Lara Morgan, the highly successful entrepreneur, said something smart to me the other day. If cuts are necessary, and you care about your business and your people, cut once and cut deep. (You can see her talking about it here on the BBC’s website.)
One’s immediate reaction may well be something like “harsh,” “ruthless,” even “uncaring.” Yet, this is really the way to go. Why? Because the alternatives are more painful. For everyone.
Making cuts is a truly painful thing to do, especially if you have to lay people off. So there’s a big pitfall: the death of a thousand cuts. There’s a temptation to cut a little at a time and hope it’ll be enough. It appears to minimise the pain. And after all, you can always do a bit more if you have to, right? The trouble is, this amounts to an ongoing agenda of firefighting. In the long run it causes a much greater amount of pain, for you and for your staff.
So I was curious about what underpins each approach. Even if you know once and deep is best, it can be very hard to grasp the nettle. What could make the difference?
Something that can empower a business leader to make this sort of tough decision is having a clear, compelling future. You can’t realign and resize your workforce decisively if you aren’t clear about and committed to where you’re going. Instead, you’re in a place of confusion and reaction, ruled by external events. (AKA firefighting.)
Let’s put it another way.
If you cut once, deep, you’re thinking of the future you’re working towards. Your actions are concerned with fulfilling that future. The cut’s purpose is to reconfigure things in alignment with it.
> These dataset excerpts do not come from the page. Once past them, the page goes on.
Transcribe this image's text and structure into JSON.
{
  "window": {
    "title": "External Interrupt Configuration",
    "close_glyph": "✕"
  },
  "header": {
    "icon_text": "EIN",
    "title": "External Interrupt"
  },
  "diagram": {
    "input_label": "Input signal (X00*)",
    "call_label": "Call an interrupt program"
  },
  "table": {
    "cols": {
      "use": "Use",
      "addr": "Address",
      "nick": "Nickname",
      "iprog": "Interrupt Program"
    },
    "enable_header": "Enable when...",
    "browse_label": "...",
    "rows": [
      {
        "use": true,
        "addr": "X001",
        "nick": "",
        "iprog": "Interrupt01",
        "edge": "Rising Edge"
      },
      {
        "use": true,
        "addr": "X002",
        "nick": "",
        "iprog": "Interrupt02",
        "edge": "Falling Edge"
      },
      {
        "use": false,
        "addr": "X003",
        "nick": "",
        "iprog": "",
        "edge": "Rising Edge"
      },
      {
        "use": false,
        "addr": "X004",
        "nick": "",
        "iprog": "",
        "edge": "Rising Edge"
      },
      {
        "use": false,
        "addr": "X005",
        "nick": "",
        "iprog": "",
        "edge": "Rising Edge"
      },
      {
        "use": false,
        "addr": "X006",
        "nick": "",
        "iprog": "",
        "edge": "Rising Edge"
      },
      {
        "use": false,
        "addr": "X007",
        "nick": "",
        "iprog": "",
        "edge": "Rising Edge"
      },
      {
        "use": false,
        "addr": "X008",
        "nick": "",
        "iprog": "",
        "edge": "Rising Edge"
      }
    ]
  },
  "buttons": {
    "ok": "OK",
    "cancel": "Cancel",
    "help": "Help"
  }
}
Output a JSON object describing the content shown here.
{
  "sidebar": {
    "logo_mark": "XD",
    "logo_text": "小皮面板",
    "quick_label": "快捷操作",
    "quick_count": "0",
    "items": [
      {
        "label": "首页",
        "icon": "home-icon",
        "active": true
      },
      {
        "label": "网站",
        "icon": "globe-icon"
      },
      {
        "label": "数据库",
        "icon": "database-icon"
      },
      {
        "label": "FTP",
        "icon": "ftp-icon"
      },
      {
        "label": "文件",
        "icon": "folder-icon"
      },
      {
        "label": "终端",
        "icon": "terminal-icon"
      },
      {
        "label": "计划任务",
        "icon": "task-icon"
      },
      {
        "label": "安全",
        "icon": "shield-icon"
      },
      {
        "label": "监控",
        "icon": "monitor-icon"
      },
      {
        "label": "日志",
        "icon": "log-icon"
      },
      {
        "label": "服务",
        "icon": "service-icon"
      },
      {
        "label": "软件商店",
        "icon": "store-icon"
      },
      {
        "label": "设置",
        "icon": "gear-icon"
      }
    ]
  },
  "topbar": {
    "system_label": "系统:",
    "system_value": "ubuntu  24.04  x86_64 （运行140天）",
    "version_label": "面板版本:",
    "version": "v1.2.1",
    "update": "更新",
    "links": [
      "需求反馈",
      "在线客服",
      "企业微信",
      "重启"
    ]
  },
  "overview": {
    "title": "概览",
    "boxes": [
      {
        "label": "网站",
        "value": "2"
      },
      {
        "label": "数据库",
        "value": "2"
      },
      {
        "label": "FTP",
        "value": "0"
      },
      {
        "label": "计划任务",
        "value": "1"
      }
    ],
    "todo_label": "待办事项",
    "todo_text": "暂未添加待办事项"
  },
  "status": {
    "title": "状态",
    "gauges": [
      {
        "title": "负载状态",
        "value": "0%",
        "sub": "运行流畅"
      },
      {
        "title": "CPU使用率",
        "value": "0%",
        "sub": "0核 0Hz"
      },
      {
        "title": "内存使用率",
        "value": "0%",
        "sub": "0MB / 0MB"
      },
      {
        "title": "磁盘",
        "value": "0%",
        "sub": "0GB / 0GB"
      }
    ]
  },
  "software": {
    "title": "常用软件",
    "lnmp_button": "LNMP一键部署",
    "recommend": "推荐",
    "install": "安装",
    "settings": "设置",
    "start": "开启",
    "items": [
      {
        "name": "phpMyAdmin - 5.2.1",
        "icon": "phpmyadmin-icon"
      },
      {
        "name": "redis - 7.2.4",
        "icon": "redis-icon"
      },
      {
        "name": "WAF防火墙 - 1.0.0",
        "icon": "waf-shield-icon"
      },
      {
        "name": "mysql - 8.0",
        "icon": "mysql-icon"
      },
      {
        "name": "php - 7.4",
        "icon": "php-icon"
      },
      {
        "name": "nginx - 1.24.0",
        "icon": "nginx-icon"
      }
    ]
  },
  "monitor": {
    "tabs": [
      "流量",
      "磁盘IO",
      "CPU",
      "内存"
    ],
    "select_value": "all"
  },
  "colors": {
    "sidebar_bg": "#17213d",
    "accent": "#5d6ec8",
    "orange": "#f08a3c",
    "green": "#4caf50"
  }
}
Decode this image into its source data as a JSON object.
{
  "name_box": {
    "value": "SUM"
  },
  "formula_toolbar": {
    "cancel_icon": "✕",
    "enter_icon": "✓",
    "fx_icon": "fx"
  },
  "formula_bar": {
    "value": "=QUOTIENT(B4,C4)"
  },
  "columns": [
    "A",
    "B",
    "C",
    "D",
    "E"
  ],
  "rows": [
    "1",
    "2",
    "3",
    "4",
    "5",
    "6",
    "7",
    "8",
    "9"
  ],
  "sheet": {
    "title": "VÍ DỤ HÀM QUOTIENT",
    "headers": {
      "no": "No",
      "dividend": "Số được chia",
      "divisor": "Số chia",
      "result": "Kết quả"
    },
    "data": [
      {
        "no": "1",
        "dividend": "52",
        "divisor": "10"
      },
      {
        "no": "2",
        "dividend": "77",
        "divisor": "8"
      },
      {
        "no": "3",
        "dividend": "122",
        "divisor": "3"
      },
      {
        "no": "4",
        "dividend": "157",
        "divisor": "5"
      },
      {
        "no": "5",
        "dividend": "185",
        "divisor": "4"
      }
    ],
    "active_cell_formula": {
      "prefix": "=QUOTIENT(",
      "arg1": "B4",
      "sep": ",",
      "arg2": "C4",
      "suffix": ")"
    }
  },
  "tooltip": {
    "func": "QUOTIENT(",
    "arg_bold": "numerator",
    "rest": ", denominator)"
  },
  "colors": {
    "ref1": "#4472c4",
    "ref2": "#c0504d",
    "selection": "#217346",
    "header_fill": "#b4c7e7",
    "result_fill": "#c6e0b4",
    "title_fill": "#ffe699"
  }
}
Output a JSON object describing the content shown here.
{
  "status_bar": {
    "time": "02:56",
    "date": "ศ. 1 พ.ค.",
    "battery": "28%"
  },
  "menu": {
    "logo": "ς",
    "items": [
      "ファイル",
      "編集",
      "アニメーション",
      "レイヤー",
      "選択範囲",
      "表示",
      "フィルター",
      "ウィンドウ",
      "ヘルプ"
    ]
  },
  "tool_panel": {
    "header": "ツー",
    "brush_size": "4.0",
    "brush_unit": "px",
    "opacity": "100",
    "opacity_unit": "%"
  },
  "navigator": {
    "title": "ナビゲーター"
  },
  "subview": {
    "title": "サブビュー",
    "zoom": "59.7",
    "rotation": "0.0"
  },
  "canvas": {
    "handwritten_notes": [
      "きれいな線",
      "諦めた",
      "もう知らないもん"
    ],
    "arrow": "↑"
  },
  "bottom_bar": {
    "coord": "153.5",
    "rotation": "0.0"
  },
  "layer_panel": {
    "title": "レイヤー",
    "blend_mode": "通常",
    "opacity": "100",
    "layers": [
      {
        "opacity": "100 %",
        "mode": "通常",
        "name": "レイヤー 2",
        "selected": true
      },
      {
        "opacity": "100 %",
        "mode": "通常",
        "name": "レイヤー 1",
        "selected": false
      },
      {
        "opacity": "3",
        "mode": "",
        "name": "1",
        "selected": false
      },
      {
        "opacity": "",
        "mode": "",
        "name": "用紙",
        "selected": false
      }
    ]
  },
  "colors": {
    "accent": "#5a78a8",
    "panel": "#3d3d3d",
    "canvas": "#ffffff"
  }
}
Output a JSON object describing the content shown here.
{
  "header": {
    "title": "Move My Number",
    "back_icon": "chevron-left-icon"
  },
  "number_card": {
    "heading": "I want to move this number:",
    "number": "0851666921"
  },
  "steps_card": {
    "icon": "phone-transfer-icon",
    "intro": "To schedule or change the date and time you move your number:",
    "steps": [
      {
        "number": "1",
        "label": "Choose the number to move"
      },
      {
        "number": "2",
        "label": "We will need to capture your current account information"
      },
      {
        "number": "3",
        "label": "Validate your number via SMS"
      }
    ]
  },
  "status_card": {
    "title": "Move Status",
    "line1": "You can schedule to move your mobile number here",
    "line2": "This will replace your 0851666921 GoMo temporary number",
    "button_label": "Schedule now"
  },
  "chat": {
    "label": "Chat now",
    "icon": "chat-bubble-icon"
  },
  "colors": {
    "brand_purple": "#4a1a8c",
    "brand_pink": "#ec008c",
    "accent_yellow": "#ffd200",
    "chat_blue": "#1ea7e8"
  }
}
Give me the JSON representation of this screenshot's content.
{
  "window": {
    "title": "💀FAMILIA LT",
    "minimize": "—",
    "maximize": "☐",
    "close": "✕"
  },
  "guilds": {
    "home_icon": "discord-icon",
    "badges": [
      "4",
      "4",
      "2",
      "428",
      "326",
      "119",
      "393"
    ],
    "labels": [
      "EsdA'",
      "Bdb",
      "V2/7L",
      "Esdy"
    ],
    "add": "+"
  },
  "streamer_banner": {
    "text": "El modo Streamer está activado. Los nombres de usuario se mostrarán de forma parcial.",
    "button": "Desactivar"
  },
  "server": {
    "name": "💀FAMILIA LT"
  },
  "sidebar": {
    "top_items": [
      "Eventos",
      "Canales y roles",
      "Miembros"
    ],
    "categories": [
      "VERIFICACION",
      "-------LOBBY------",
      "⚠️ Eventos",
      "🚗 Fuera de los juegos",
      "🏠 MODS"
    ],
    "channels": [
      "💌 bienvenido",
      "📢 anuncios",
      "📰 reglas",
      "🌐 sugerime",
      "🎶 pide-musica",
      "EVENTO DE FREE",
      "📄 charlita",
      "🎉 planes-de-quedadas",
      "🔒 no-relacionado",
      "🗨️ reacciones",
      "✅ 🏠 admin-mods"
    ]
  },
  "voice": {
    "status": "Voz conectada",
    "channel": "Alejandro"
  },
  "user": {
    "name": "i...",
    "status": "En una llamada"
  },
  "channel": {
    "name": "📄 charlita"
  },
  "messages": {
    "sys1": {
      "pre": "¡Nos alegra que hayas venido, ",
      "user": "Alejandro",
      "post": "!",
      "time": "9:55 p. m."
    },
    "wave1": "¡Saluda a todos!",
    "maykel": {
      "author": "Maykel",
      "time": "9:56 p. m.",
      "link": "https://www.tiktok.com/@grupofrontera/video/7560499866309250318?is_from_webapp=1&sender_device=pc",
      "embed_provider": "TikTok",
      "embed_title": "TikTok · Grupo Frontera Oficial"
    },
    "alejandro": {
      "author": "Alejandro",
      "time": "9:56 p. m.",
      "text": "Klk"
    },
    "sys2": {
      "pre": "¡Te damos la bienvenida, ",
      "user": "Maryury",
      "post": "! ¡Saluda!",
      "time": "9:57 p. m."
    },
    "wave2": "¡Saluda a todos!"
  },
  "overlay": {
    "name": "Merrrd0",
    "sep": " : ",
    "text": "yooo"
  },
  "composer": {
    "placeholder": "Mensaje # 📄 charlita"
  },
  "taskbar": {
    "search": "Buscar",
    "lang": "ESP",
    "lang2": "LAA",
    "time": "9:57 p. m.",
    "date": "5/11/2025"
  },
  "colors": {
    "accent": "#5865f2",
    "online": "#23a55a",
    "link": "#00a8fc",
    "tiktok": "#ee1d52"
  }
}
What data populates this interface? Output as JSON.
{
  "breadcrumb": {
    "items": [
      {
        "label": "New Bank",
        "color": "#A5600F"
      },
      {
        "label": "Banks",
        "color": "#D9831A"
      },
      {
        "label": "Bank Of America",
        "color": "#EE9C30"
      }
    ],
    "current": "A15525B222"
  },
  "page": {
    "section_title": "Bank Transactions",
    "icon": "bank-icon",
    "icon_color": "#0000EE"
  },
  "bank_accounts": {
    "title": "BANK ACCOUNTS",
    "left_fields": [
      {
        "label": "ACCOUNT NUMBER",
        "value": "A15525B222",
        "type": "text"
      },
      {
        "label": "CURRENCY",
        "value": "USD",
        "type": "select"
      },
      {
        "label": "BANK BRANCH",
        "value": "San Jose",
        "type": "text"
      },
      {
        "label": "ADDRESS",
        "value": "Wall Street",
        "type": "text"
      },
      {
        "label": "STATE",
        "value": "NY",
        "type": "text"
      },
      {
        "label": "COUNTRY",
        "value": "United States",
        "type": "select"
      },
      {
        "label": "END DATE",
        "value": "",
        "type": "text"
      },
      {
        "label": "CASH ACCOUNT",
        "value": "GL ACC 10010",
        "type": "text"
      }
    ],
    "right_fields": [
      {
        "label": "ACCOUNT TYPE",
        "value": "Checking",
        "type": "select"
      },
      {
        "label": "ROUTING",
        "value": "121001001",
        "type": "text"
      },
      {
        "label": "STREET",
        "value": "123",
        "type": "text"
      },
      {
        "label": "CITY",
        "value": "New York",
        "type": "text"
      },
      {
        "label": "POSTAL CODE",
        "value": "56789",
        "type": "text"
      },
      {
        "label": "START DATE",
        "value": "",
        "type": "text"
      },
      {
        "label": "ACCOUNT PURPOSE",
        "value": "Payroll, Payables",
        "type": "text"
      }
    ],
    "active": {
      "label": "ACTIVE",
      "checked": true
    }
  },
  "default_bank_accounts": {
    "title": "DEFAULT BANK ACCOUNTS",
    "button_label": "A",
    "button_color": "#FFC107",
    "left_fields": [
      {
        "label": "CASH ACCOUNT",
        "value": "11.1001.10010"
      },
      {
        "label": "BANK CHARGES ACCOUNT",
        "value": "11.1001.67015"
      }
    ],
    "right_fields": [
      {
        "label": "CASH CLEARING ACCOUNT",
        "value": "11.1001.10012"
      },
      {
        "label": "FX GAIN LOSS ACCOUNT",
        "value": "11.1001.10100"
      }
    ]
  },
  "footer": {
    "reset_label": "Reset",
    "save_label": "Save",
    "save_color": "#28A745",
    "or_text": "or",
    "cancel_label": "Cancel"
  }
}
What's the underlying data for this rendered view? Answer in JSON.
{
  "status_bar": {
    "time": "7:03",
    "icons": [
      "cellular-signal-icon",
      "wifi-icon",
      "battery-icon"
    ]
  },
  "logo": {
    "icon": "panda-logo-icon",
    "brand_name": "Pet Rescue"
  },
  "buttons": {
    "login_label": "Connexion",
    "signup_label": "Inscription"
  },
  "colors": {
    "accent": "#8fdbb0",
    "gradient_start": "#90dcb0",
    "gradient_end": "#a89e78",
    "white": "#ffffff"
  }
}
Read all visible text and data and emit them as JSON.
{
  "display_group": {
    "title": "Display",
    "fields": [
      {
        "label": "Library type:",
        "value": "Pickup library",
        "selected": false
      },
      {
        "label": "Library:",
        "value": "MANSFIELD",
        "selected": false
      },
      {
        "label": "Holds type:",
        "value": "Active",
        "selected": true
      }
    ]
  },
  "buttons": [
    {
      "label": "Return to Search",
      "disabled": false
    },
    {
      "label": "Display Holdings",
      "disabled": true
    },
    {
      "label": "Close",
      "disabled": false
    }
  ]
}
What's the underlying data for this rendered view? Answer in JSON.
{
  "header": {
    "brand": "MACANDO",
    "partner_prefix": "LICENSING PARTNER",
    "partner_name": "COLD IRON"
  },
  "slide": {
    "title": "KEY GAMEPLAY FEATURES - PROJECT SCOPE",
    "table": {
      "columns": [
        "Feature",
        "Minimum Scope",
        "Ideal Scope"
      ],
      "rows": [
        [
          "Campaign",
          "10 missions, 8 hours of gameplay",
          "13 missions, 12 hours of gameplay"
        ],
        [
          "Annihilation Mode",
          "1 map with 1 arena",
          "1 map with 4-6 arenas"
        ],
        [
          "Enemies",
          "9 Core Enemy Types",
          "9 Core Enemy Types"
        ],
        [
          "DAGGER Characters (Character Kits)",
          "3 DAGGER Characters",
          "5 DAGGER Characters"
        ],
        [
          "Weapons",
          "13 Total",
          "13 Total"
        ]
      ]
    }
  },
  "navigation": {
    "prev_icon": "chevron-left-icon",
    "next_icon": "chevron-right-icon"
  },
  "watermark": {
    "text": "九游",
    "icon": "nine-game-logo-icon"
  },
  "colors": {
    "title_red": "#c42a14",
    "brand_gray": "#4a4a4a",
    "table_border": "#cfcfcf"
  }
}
If you go for many small, ad hoc cuts, you’re looking backwards. You’re trying to fix something that was designed to fulfill a future you’re no longer heading towards.
So the key to creating a clean realignment in one go, including the appropriate cuts, is being clear about where you’re committed to going. If things change significantly, your first priority has to be to reinvent your future. Transformation, not tweaking. Then, you can make a clean, decisive move to a new situation, rather than firefighting.